Communications and Advocacy

Caritas Kenya


“We hasten to appeal to the Government to declare the current drought a national disaster in order to beckon the International Community to step forward and support the many Kenyans who are suffering from this predicament.” Rt. Rev. Philip Anyolo, Chairman of the Kenya Conference of Catholic Bishops (KCCB).

Yesterday, February, 7th 2017-12:30PM at Waumini House Nairobi, the Catholic Bishops of Kenya issued an urgent appeal to local, national, and international bodies as well as individuals to come and join hands in solidarity with the Church by contributing funds, food and non-food items to save lives of communities severely affected by the current drought which is ravaging Kenya “We have been closely monitoring the current drought situation in the Country and reports from our Dioceses and Parishes indicate tales of suffering, desperation, hopelessness and in some cases, imminent loss of life,” warned Bishop Philip Anyolo.

The number of people in need of relief assistance has risen from 1.3 million in August 2016 to 2.7 million.

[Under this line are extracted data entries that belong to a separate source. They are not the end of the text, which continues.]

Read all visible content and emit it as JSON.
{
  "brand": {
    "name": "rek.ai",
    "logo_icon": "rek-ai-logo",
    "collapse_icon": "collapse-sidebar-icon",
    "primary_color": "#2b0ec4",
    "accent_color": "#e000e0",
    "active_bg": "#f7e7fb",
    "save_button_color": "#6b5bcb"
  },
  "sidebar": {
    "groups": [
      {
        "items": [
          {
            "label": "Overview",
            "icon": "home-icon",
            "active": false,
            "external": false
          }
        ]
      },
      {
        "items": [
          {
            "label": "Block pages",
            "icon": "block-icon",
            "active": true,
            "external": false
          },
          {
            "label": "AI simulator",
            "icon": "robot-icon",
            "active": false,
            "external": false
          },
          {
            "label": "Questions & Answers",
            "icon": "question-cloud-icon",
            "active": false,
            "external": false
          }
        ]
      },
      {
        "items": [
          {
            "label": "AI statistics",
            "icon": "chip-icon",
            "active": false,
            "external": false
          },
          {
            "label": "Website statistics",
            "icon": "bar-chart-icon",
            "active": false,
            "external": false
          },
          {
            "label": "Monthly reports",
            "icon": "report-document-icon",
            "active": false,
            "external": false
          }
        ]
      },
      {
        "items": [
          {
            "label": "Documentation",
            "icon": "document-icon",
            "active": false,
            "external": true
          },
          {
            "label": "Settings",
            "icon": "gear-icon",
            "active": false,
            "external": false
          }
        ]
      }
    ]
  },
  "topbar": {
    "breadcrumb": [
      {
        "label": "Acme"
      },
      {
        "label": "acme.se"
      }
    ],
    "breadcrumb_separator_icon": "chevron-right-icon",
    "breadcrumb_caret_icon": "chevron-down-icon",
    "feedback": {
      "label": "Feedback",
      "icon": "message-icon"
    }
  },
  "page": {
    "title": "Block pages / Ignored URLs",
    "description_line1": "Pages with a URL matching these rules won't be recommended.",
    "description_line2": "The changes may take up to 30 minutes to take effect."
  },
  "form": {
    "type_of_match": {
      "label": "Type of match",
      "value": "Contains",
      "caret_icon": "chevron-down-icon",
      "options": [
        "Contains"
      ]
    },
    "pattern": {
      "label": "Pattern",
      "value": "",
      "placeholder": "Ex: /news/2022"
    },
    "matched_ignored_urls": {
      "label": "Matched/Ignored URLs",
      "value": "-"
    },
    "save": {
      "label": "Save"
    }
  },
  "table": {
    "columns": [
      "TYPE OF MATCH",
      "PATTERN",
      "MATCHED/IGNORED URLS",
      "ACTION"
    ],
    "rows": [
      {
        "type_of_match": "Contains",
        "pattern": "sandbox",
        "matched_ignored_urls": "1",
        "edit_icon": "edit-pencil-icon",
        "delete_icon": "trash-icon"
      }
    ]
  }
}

The Bishop who was accompanied by Caritas President, Archbishop Martin Kivuva Musonde of the Catholic Archdiocese of Mombasa, Bishop Cornelius Korir of Eldoret, Anthony Muheria of Kitui and Joseph Mbatia of Nyahururu noted that, “…the funds collected would help the Church respond to emergency situation through relief to assist the affected Communities through provision of urgent basic needs.” He further clarified that, Caritas Kenya the Development and Humanitarian Arm of the Catholic Church, would coordinate these initiatives.

Climate Change

The severity of the situation is continuously increasing as is the number of people affected, food shortages, increasing food prices, lack of water and crop failure have increased rates of migration and conflict, malnutrition, and children dropping out of school. It is clear that the impacts of climate change continue to grow and have the potential to set back socio-economic gains and drive more people into poverty

It is evident that Climate change increases vulnerability and the current drought is a clear symptom of chronic vulnerability especially to communities living in Arid and Semi-Arid Lands (ASAL) Counties. Even without the incidences of drought, Kenya is yet to attain food security. A greater part of the Country has been affected by long dry spells due to poor performance of the 2016 March-May long rains as well as the October-December short rains.

Not just drought, but also 2017 Elections

Eldoret Bishop Rt. Rev. Cornelius Korir called on the Government to prioritize citizens’ needs above politics “We are aware there is voter registration going on and shortly thereafter campaigns, but we are asking the Government not to forget the citizens of Kenya. Let us put the people first… because if we leave our people to die, who will then vote for them (leaders)?” he noted.

In his concluding remarks, Bishop Anyolo noted that the Counties most affected by drought are: Garissa, Isiolo, Marsabit, Kilifi, Kwale, Tana River, Lamu, Mandera, Wajir, Samburu, Turkana, West Pokot and Baringo.